Lucy Corin’s mesmerizing debut novel is a gorgeous, nervy, creepy piece of fiction, a discursive meditation on adolescence and adulthood, innocence and evil, power and vulnerability, violence and tenderness, Eros and Thanatos — and how closely linked they are, these ostensible opposites, in human nature.
Everyday Psychokillers: A History for Girls, A Novel
Lucy Corin
Everyday Psychokillers: A History for Girls examines what it means to grow up curious and irrepressible in a culture of girl-killers. For the narrator of this debut novel, spectacular violence is the idiom of everyday life, a lurid extravaganza in which all those around her seem vicarious participants. And at its center are the interchangeable young girls, thrilling to know themselves the objects of so much desire and terror. The narrative interweaves history, myth, rumor, and news with the experiences of a young girl living in the flatness of South Florida. Like Grace Paley’s narrators, she is pensive and eager, hungry for experience but restrained. Into the sphere of her regard come a Ted Bundy reject, the God Osiris, a Caribbean slave turned pirate, a circus performer living in a box, broken horses, a Seminole chief in a swamp, and a murderous babysitter. What these preposterously commonplace figures all know is that murder is identity: Of course what matters really is the psychokiller, what he’s done, what he threatens to do. Of course to be the lucky one you have to be abducted in the first place. Without him, you wouldn’t exist. Everyday Psychokillers reaches to the edge of the psychoanalytical and jolts the reader back to daily life. The reader becomes the killer, the watcher, the person on the verge, hiding behind an everyday face.
It is an impressive novel: incisive, beautiful, pathological at times, and very dark.
Edgy and erotic. Interestingly psychotic.
Every sentence breathes and moves in this book, illuminating a stunning lyric sensibility not characteristic of thrillers or crime-based historical novels … The text itself is constructed in narrative limbs, once hacked and strewn about, that Corin bandages together to create a whole, new story.
Corin reinhabits American speech like a psychokiller dressed out in a victim’s skin. Her splintered perspective cracks the glossy landscape of commodification to reveal an unsettling intimacy with danger. It seeps through bandages of history and myth like blood from the torn-apart body of the ancient Egyptian god Osiris, falling apart in the arms of his sister-wife Isis. Corin anatomizes the eternal embrace of what saves and what kills, refusing to compromise the complexity of experience and language. There is no escape — not even in irony. Hers is a fully awakened sensibility.

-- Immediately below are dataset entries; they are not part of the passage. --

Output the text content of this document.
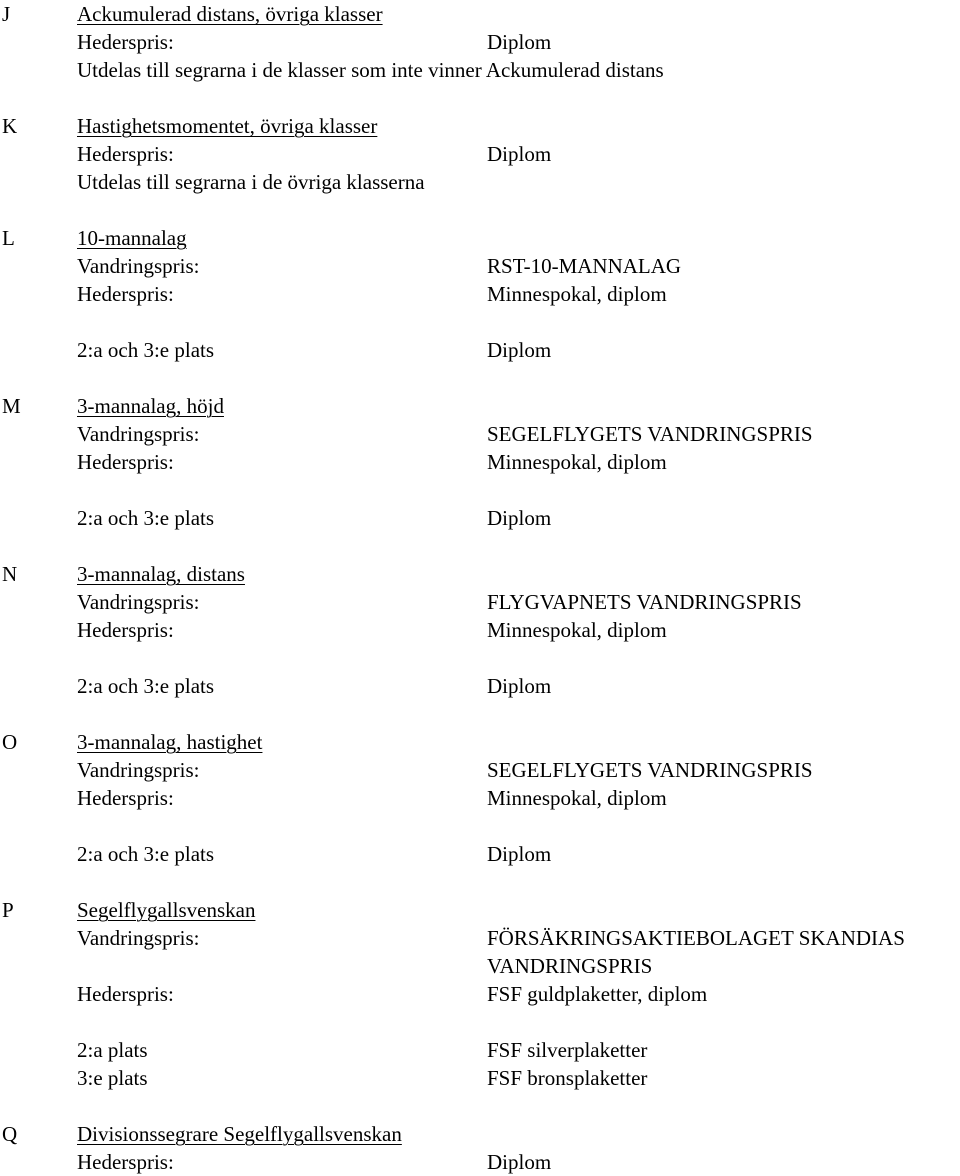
J	Ackumulerad distans, övriga klasser
Hederspris:	Diplom
Utdelas till segrarna i de klasser som inte vinner Ackumulerad distans
K	Hastighetsmomentet, övriga klasser
Hederspris:	Diplom
Utdelas till segrarna i de övriga klasserna
L	10-mannalag
Vandringspris:	RST-10-MANNALAG
Hederspris:	Minnespokal, diplom
2:a och 3:e plats	Diplom
M	3-mannalag, höjd
Vandringspris:	SEGELFLYGETS VANDRINGSPRIS
Hederspris:	Minnespokal, diplom
2:a och 3:e plats	Diplom
N	3-mannalag, distans
Vandringspris:	FLYGVAPNETS VANDRINGSPRIS
Hederspris:	Minnespokal, diplom
2:a och 3:e plats	Diplom
O	3-mannalag, hastighet
Vandringspris:	SEGELFLYGETS VANDRINGSPRIS
Hederspris:	Minnespokal, diplom
2:a och 3:e plats	Diplom
P	Segelflygallsvenskan
Vandringspris:	FÖRSÄKRINGSAKTIEBOLAGET SKANDIAS
VANDRINGSPRIS
Hederspris:	FSF guldplaketter, diplom
2:a plats	FSF silverplaketter
3:e plats	FSF bronsplaketter
Q	Divisionssegrare Segelflygallsvenskan
Hederspris:	Diplom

Two girls look at the Venus de Milo. “Somebody has knocked off her arms,” one girl says. “I could do that,” says the other. Dismemberment is the basic fact of the world they grow up in, a world feeding on stories of rape, kidnapping, murder. But the book opens out from our pulp myths into older stories — like that of Osiris, murdered and dismembered. And in this larger, cyclic perspective, killer and killed, kinds of desire, birth and death fuse in the complex act of the telling through which we shape and in turn are shaped. You won’t easily forget this book.